Main cast: David Duchovny (Special Agent Fox Mulder), Gillian Anderson (Special Agent Dana Scully), John Neville (The Well-Manicured Man), William B Davis (The Cigarette-Smoking Man), Martin Landau (Dr Alvin Kurtzweil), and Mitch Pileggi (Assistant Director Walter Skinner)
Director: Rob Bowman
Strip away the layers of pretentious paranoia, grandiose voice-over monologues, and lack of continuity of the TV series The X-Files, and one can find the truth Chris Carter and his crew try hard to hide: it is a love story. A tale of lost souls battling to survive and find little happiness they could. For the novices, this movie details how Agents Mulder and Scully try to unravel some link between bees, viruses, men in black, and Antarctica. Don’t ask if you don’t understand, I doubt I can explain it myself in this allocated space, and I don’t think I should. After all, it can get… convoluted.
So why watch this The X-Files movie at all? Well, watch it for Mulder and Scully, two of the most genuinely made-for-each-other soul mates ever to arrive on TV and the big screen. On the surface, they are different – he’s the believer in conspiracies, mythologies, and ghosts (all the while remaining atheistic), she’s the skeptic, a medical physicist who holds Science and Catholicism as the skein of her existence. But who are they really? Two lonely people who has no one to trust but each other. He has lost his parents and sister, she has lost her daughter and sister, and they have been betrayed by everyone and just about anyone.

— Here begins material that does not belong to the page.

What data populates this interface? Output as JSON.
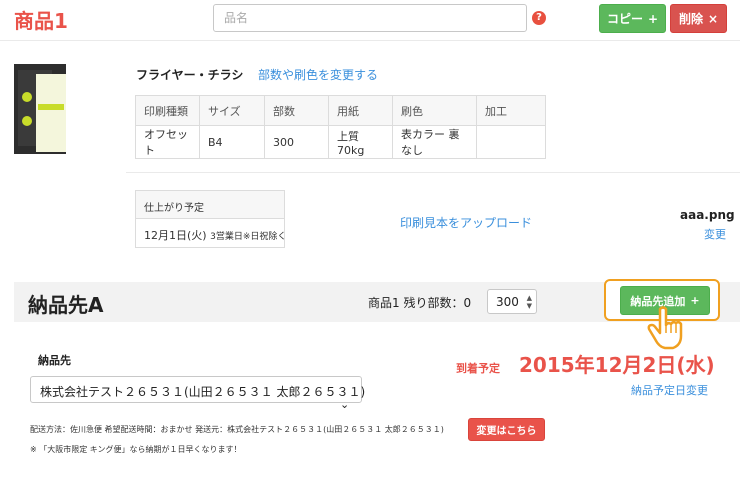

And in this one, the dynamics of the shared torment closes further, culminating with an aborted kiss following Mulder’s beseech to Scully not to quit and leave him alone to fight. This movie is, in fact, every shipper’s wet dream. Scully and Mulder never – probably ever – consummate their relationship, but their relationship goes beyond that – every eye contact, every gesture resonates with suppressed need for codependency and the end of the whole lonely, fucked-up journey to the Truth, whatever that is. I’m not the only one cheering when Mulder drags Scully to safety, or when Scully, upon seeing Mulder’s weakening, gathers the last of her strength to drag them both to safety.
“Scully, did you see that?” Mulder’s final words to Scully before she blacks out refers to a pivotal moment of the movie, but his eyes are looking into hers. And her eyes glistens with unshed tears and unspoken emotions before she closes them. Simply beautiful.
I suspect that the accolades have to go mainly to David Duchovny and Gillian Anderson. Mr Duchovny infuses Mulder with dry wit and irony – he looks hot, but he can’t get a date or work on his attraction to Scully to save his life – and his portrayal of Mulder is a mix of defiant anger at his helplessness in searching for the truth as well as world-weary exhaustion. He is tired, really tired. And Ms Anderson’s Scully is an amazing character of contrast. Fully in control of every one of her emotions, she just cannot let go of her grip on herself, as if in letting go, she would lose all finality in her already turbulent life. Her eyes, wide and flashing fear and stubbornness at every turn, are one of the strongest points of Scully’s character.
From the banter at the beginning to the long, lingering hand squeeze at the end, this movie is at its heart a love story. A tragic love story of two people who need each other but just cannot say the words in fear of the unknowns. But the end has us all hoping that one day, maybe one day, Scully and Mulder would find their peace. And that is why I, and I suspect many fans, watch this movie.